Probe Hybridization and Signal Amplification in RNA In Situ Hybridization: A Technique for Detecting Specific RNA Sequences in Tissue Sections

To detect a specific RNA sequence in a cell, begin by taking a tissue section on a glass slide. Overlay the tissue section with a suitable hybridization buffer containing the target RNA probes.

These probes are Z-shaped RNA molecules having a target recognition portion at one end and a tail sequence at another end. A spacer arm links these two ends.

Now, incubate the slide in a hybridization oven at an optimum temperature. Z-shaped RNA probes enter the cell and hybridize with the corresponding target mRNA sequence in pairs.

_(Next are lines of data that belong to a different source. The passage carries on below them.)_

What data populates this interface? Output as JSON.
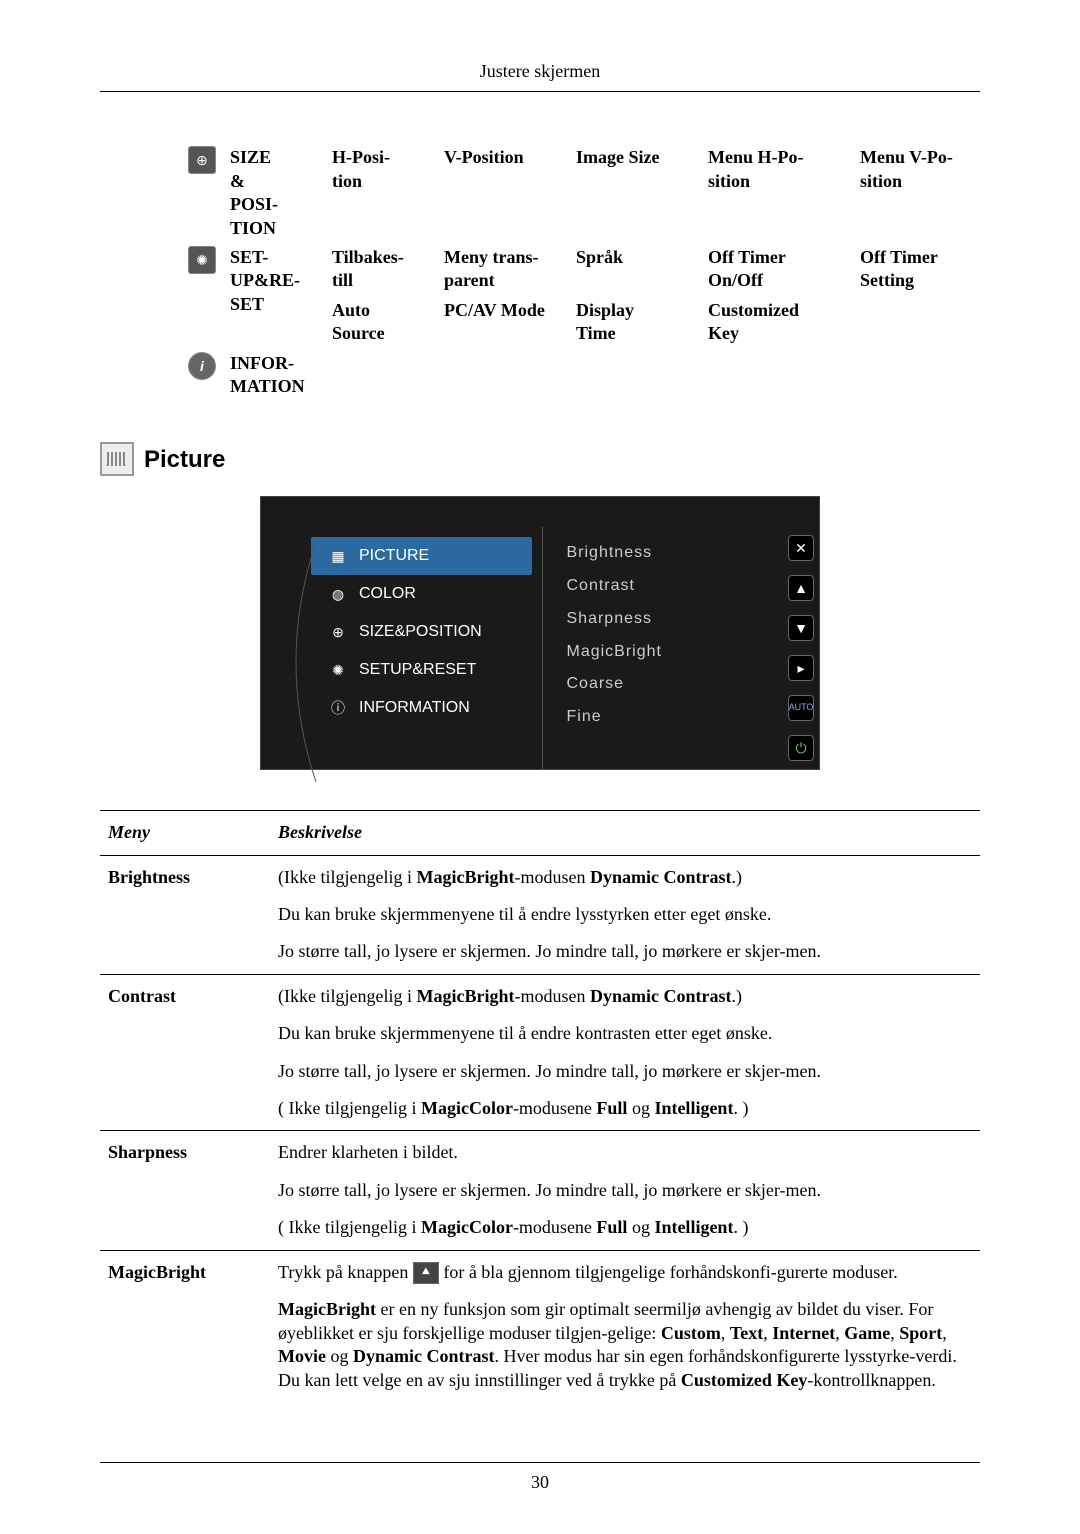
{
  "header": {
    "title": "Justere skjermen"
  },
  "topRows": [
    {
      "icon": "⊕",
      "col1": "SIZE & POSI-TION",
      "cells": [
        {
          "label": "H-Posi-tion"
        },
        {
          "label": "V-Position"
        },
        {
          "label": "Image Size"
        },
        {
          "label": "Menu H-Po-sition"
        },
        {
          "label": "Menu V-Po-sition"
        }
      ]
    },
    {
      "icon": "✺",
      "col1": "SET-UP&RE-SET",
      "rows": [
        [
          {
            "text": "Tilbakes-till"
          },
          {
            "text": "Meny trans-parent"
          },
          {
            "text": "Språk"
          },
          {
            "text": "Off Timer On/Off"
          },
          {
            "text": "Off Timer Setting"
          }
        ],
        [
          {
            "text": "Auto Source"
          },
          {
            "text": "PC/AV Mode"
          },
          {
            "text": "Display Time"
          },
          {
            "text": "Customized Key"
          },
          {
            "text": ""
          }
        ]
      ]
    },
    {
      "icon": "i",
      "col1": "INFOR-MATION"
    }
  ],
  "sectionTitle": "Picture",
  "osd": {
    "left": [
      {
        "key": "PICTURE",
        "active": true,
        "icon": "▦"
      },
      {
        "key": "COLOR",
        "icon": "◍"
      },
      {
        "key": "SIZE&POSITION",
        "icon": "⊕"
      },
      {
        "key": "SETUP&RESET",
        "icon": "✺"
      },
      {
        "key": "INFORMATION",
        "icon": "ⓘ"
      }
    ],
    "right": [
      "Brightness",
      "Contrast",
      "Sharpness",
      "MagicBright",
      "Coarse",
      "Fine"
    ],
    "buttons": [
      "✕",
      "▲",
      "▼",
      "▸",
      "AUTO",
      "⏻"
    ]
  },
  "tableHeaders": {
    "meny": "Meny",
    "besk": "Beskrivelse"
  },
  "rows": [
    {
      "meny": "Brightness",
      "paragraphs": [
        "(Ikke tilgjengelig i <b>MagicBright</b>-modusen <b>Dynamic Contrast</b>.)",
        "Du kan bruke skjermmenyene til å endre lysstyrken etter eget ønske.",
        "Jo større tall, jo lysere er skjermen. Jo mindre tall, jo mørkere er skjer-men."
      ]
    },
    {
      "meny": "Contrast",
      "paragraphs": [
        "(Ikke tilgjengelig i <b>MagicBright</b>-modusen <b>Dynamic Contrast</b>.)",
        "Du kan bruke skjermmenyene til å endre kontrasten etter eget ønske.",
        "Jo større tall, jo lysere er skjermen. Jo mindre tall, jo mørkere er skjer-men.",
        "( Ikke tilgjengelig i <b>MagicColor</b>-modusene <b>Full</b> og <b>Intelligent</b>. )"
      ]
    },
    {
      "meny": "Sharpness",
      "paragraphs": [
        "Endrer klarheten i bildet.",
        "Jo større tall, jo lysere er skjermen. Jo mindre tall, jo mørkere er skjer-men.",
        "( Ikke tilgjengelig i <b>MagicColor</b>-modusene <b>Full</b> og <b>Intelligent</b>. )"
      ]
    },
    {
      "meny": "MagicBright",
      "paragraphs": [
        "Trykk på knappen {ICON} for å bla gjennom tilgjengelige forhåndskonfi-gurerte moduser.",
        "<b>MagicBright</b> er en ny funksjon som gir optimalt seermiljø avhengig av bildet du viser. For øyeblikket er sju forskjellige moduser tilgjen-gelige: <b>Custom</b>, <b>Text</b>, <b>Internet</b>, <b>Game</b>, <b>Sport</b>, <b>Movie</b> og <b>Dynamic Contrast</b>. Hver modus har sin egen forhåndskonfigurerte lysstyrke-verdi. Du kan lett velge en av sju innstillinger ved å trykke på <b>Customized Key</b>-kontrollknappen."
      ]
    }
  ],
  "pageNumber": "30"
}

Remove the slide from the oven. Immerse the slide in a washing solution to remove any unbound probes and excess hybridization buffer.

Thereafter, add a pre-amplifier solution and incubate. The pre-amplifier molecule attaches to the tail sequence of two adjacent Z probes. This molecule does not bind to a single Z probe, ensuring specificity.

Next, add the amplifier reagent mixture and incubate. Multiple amplifier molecules hybridize to the single pre-amplifier sequence.

Finally, label the tissue section with the desired labeling probes to detect the presence of a specific RNA sequence in the cell.